Paul Christiano’s iterated amplification and distillation is applying this idea to ML systems with a human feedback element. If you can expend a bunch of compute to get a good answer, you can train a weaker system to approximate that answer. Or, if you can expend a bunch of compute to get a good rating for answers, you can use that as RL feedback.
Broadly, I take o3 as evidence that Christiano’s work is broadly on the right track with respect to alignment of near-term AI systems.
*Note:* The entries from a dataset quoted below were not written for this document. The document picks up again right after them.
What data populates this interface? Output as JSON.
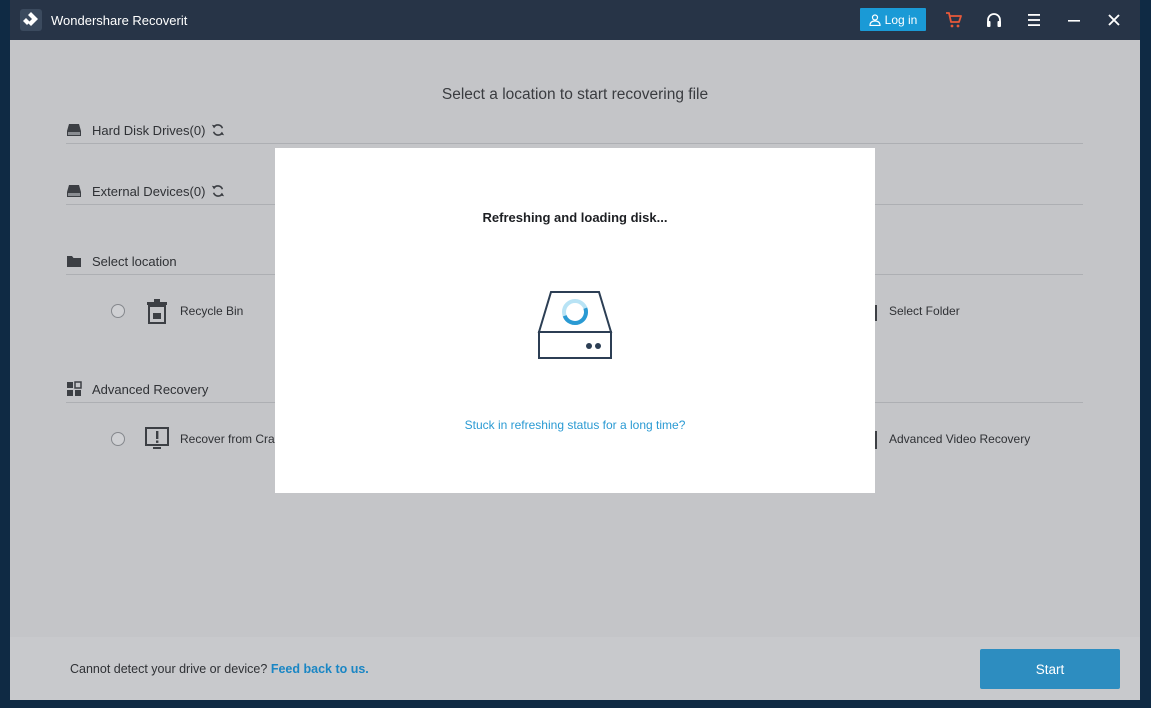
{
  "app": {
    "title": "Wondershare Recoverit",
    "login_label": "Log in"
  },
  "colors": {
    "titlebar": "#273447",
    "accent": "#1a9ad6",
    "cart": "#e8593a",
    "link": "#2a9ad3"
  },
  "icons": {
    "cart": "cart-icon",
    "support": "headset-icon",
    "menu": "menu-icon",
    "minimize": "minimize-icon",
    "close": "close-icon"
  },
  "main": {
    "heading": "Select a location to start recovering file",
    "sections": {
      "hard_disk": "Hard Disk Drives(0)",
      "external": "External Devices(0)",
      "select_location": "Select location",
      "advanced": "Advanced Recovery"
    },
    "options": {
      "recycle_bin": "Recycle Bin",
      "select_folder": "Select Folder",
      "recover_crash": "Recover from Crash",
      "advanced_video": "Advanced Video Recovery"
    }
  },
  "modal": {
    "title": "Refreshing and loading disk...",
    "link": "Stuck in refreshing status for a long time?"
  },
  "footer": {
    "text": "Cannot detect your drive or device?",
    "link": "Feed back to us.",
    "start_label": "Start"
  }
}
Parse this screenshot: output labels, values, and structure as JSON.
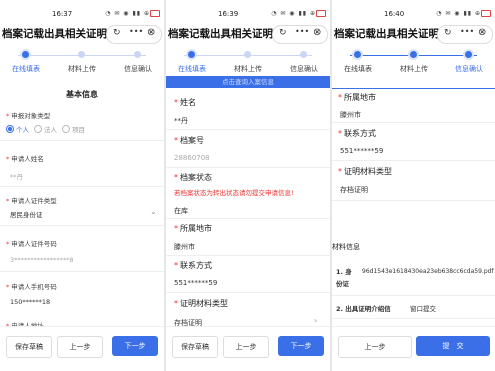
{
  "common": {
    "title": "档案记载出具相关证明",
    "capsule_icons": [
      "rotate-icon",
      "more-icon",
      "close-icon"
    ],
    "status_indicators": "◔ ✉ ◉ ▮▮ ⊕",
    "steps": [
      "在线填表",
      "材料上传",
      "信息确认"
    ],
    "accent": "#3b6fe8",
    "required_mark": "*"
  },
  "panel1": {
    "time": "16:37",
    "section_title": "基本信息",
    "applicant_type_label": "申报对象类型",
    "applicant_type_options": [
      "个人",
      "法人",
      "项目"
    ],
    "applicant_type_selected": "个人",
    "name_label": "申请人姓名",
    "name_value": "**丹",
    "id_type_label": "申请人证件类型",
    "id_type_value": "居民身份证",
    "id_number_label": "申请人证件号码",
    "id_number_value": "3*****************8",
    "phone_label": "申请人手机号码",
    "phone_value": "150******18",
    "partial_label": "申请人地址",
    "buttons": {
      "save": "保存草稿",
      "prev": "上一步",
      "next": "下一步"
    }
  },
  "panel2": {
    "time": "16:39",
    "banner": "点击查询入案信息",
    "name_label": "姓名",
    "name_value": "**丹",
    "archive_no_label": "档案号",
    "archive_no_value": "28860708",
    "archive_status_label": "档案状态",
    "archive_status_warning": "若档案状态为转出状态请勿提交申请信息!",
    "archive_status_value": "在库",
    "location_label": "所属地市",
    "location_value": "滕州市",
    "contact_label": "联系方式",
    "contact_value": "551******59",
    "material_type_label": "证明材料类型",
    "material_type_value": "存档证明",
    "buttons": {
      "save": "保存草稿",
      "prev": "上一步",
      "next": "下一步"
    }
  },
  "panel3": {
    "time": "16:40",
    "location_label": "所属地市",
    "location_value": "滕州市",
    "contact_label": "联系方式",
    "contact_value": "551******59",
    "material_type_label": "证明材料类型",
    "material_type_value": "存档证明",
    "materials_title": "材料信息",
    "materials": [
      {
        "key": "1. 身份证",
        "value": "96d1543e1618430ea23eb638cc6cda59.pdf"
      },
      {
        "key": "2. 出具证明介绍信",
        "value": "窗口提交"
      }
    ],
    "buttons": {
      "prev": "上一步",
      "submit": "提　交"
    }
  }
}
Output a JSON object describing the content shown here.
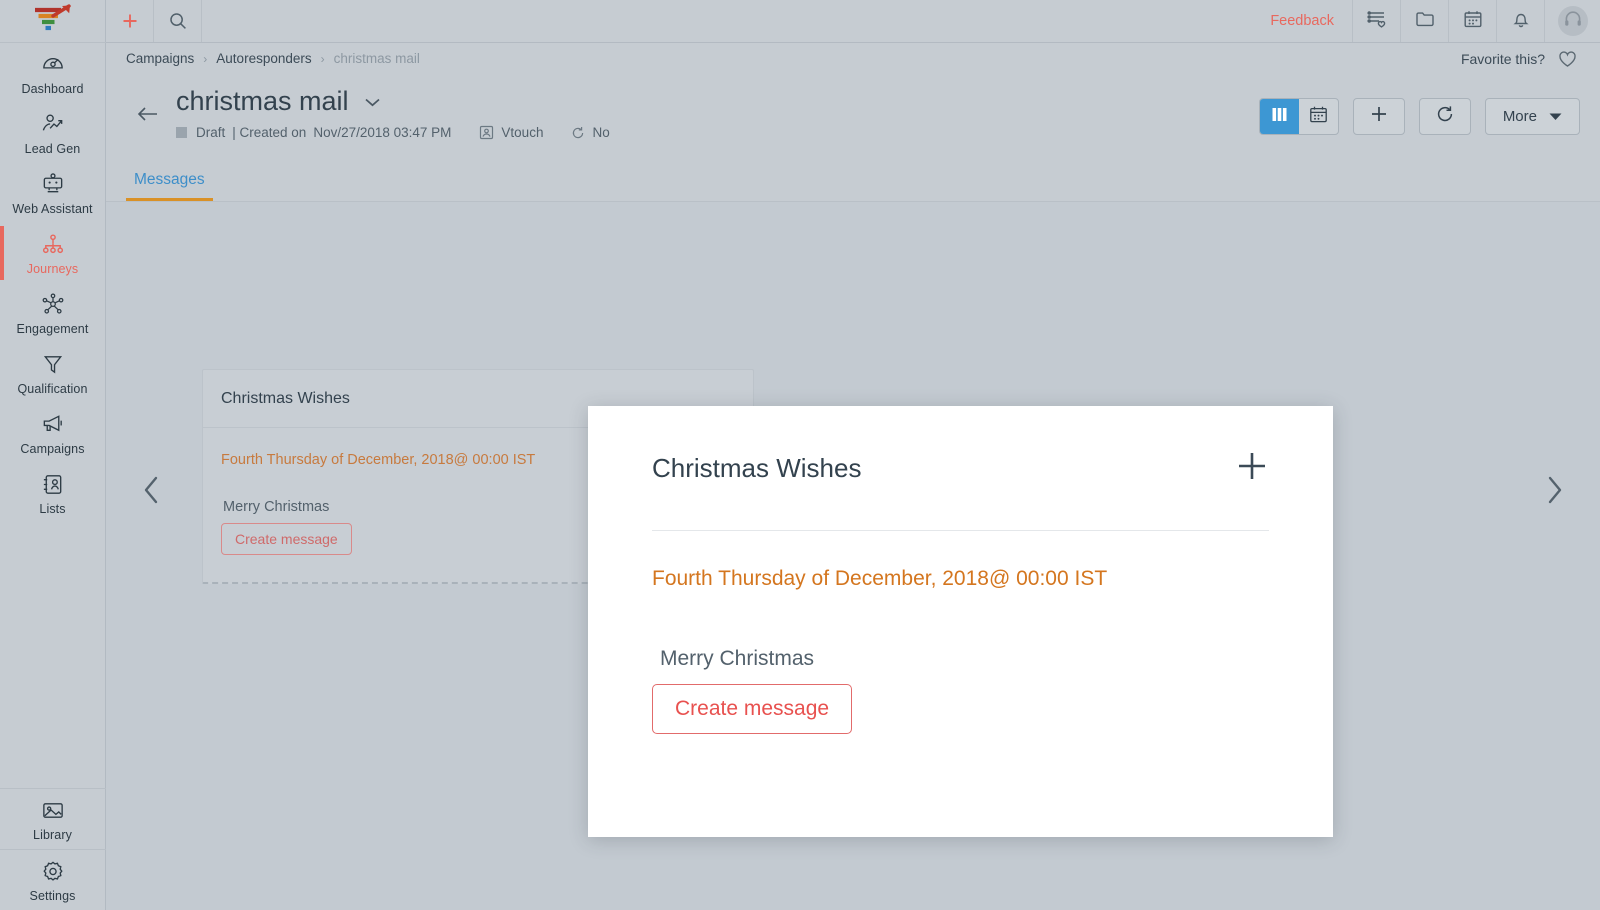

That is, o3 shows that hard questions can be decomposed into easy ones, in a way that involves training weaker models to be part of a big computation. (I don’t understand the o3 details that well, given it’s partially private, but I’m assuming this describes the general outlines). So I think the sort of schemes Christiano has described will be helpful for both alignment and capabilities, and will scale pretty well to impressive systems.
I’m not sure if there’s a form of amortized inference that you think this doesn’t cover well.
Thanks, this is helpful. I’m still a bit unclear about how to use the word/concept “amortized inference” correctly. Is the first example you gave, of training an AI model on (query, well-thought guess), an example of amortized inference, relative to training on (query, a bunch of reasoning + well-thought out guess)?
I don’t habitually use the concept so I don’t have an opinion on how to use the term.